Staff writer
A Santa Fe Trail researcher has identified a second “lost spring” in Marion County that was used by traders on the trail from 1821 to 1866. It is about a mile northeast of the present Lost Spring Station, which is two and a half miles west of Lost Springs. Lost Spring Station is on Cress Creek. The second spring is on Lyon Creek.
Steve Schmidt, president of the Cottonwood Crossing Chapter of the Santa Fe Trail Association, found old maps and aerial photos.
“They clearly confirm the Santa Fe Trail originally ran south-southwest from the Lyon Creek spring to present-day 330th Road, and then continued westward along 330th to present-day Tampa,” he said.
An early 1857 General Land Office survey map that laid out Kansas townships pinpoints the spring.
The surveyor made notes concerning Lost Springs Township and, particularly, this spring.

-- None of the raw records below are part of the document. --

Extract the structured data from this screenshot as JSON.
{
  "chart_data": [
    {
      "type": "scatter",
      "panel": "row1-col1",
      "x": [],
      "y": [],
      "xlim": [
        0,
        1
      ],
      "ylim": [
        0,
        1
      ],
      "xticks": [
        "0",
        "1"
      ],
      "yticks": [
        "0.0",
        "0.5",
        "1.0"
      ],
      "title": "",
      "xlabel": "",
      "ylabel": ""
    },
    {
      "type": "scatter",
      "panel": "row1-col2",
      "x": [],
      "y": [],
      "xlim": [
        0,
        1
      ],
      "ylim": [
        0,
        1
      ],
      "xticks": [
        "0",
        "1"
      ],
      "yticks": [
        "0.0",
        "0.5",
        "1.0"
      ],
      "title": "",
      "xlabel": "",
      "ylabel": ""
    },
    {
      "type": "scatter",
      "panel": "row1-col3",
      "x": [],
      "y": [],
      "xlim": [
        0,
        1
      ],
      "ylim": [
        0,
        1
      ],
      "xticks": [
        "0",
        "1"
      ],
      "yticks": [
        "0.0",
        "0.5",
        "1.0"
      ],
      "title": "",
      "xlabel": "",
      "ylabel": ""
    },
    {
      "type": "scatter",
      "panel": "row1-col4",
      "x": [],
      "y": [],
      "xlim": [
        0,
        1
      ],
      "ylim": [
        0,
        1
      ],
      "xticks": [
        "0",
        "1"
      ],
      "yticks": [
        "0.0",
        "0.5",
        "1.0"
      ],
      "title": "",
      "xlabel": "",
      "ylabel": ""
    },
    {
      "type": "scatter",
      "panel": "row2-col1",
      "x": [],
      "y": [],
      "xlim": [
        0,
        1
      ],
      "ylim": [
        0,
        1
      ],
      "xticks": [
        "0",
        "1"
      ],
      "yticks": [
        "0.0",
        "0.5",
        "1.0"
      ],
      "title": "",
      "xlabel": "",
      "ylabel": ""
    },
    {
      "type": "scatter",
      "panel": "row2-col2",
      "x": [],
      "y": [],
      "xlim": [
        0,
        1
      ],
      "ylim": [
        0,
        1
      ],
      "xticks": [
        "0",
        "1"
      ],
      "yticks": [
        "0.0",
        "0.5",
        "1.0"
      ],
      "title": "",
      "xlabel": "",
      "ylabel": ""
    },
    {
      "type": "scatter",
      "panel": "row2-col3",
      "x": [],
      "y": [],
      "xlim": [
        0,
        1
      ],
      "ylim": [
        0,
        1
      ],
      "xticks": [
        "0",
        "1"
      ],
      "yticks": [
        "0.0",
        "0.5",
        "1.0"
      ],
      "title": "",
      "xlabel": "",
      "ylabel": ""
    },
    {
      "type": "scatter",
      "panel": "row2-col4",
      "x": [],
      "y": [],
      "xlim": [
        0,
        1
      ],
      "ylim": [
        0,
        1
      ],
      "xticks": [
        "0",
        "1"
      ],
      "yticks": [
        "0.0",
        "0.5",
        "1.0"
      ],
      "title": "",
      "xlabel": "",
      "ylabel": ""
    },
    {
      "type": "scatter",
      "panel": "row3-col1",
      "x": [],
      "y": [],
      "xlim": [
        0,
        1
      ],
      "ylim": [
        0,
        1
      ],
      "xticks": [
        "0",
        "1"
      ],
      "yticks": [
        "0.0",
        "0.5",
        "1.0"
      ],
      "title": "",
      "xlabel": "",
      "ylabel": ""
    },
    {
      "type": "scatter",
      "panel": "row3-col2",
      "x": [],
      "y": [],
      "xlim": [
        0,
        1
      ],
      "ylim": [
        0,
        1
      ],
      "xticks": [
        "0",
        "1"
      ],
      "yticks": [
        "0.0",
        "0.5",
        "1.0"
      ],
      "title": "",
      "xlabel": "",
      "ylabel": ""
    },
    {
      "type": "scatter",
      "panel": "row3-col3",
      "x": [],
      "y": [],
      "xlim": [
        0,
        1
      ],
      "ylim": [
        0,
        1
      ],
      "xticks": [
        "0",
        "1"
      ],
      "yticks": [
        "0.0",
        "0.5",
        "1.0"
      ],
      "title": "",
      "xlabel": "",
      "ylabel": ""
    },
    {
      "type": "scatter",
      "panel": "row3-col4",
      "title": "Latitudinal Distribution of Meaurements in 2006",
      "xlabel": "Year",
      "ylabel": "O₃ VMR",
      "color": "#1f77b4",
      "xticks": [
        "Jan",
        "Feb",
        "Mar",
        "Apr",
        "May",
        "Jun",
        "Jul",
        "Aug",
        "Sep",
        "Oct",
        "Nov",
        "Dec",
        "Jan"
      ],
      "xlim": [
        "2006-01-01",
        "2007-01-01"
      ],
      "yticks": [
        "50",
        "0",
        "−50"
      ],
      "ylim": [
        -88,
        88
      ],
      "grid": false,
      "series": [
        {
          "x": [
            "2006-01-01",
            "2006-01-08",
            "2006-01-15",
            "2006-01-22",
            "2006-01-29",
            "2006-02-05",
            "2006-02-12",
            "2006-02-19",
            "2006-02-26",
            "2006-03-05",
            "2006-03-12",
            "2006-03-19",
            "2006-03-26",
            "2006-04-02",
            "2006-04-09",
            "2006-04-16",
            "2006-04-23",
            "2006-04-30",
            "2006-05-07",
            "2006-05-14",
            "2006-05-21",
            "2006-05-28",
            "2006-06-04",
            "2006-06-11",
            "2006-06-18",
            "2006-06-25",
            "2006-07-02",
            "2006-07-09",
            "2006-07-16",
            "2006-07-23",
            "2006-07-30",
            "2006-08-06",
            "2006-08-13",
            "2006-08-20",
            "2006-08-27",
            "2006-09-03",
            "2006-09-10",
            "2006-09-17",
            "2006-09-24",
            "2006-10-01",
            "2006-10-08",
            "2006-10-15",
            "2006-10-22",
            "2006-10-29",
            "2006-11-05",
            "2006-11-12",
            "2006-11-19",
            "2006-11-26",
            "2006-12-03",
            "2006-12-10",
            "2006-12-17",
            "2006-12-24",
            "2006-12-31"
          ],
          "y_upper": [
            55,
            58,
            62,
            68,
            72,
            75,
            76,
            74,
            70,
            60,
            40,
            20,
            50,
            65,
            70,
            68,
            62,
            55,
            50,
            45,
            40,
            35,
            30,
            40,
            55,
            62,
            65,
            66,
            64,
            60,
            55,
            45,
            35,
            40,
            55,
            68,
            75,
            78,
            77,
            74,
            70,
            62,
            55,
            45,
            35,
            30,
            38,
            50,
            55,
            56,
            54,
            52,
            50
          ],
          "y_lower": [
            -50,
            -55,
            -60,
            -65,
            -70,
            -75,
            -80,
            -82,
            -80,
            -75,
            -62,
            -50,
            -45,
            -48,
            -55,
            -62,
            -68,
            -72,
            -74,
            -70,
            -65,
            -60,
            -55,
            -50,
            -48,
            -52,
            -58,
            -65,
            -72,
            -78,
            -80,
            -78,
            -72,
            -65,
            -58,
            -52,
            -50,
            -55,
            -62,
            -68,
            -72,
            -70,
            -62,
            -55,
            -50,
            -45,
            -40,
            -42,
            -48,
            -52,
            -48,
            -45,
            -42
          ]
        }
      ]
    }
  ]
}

“There are some fine springs of fresh water in this township, and among their number is the spring known to all the Santa Fe traders and trains as the lost spring. It is situated in Section 16 near the center of the section. The spring affords fine fresh water.”
Lost Spring Station is in Section 17.
The Lyon Creek spring is included in an additional five acres the Kansas Historical Society’s Historic Site Board of Review has nominated to be included in the Lost Spring Station site. The 10-acre Lost Spring Station site was placed on the National Register of Historic Places in 1976.
Schmidt discovered that the earliest travelers along the trail stopped at the spring located along Lyon Creek. However, as the nature of trade and the types of travelers changed, a new route was created to bring travelers straight west to the Lost Spring Station.
Sometime after the end of the trail’s active use in 1866, the spring on Lyon Creek was forgotten, Schmidt said.
He said the later route, which basically followed present-day 340th Road, was used as a mail route from the Missouri River to Santa Fe beginning in 1850. By 1858, the mail route included weekly runs, at which time George Smith opportunistically established the Lost Spring Station, providing mail wagons with a place to obtain food and supplies and to change out stock.
Mervin Deines lives directly north of the Lost Spring Station along 350th Road. Cress Creek runs through his property. He said his place has a big spring on it, and many other smaller springs are in the area, but he wasn’t familiar with the Lyon Creek spring.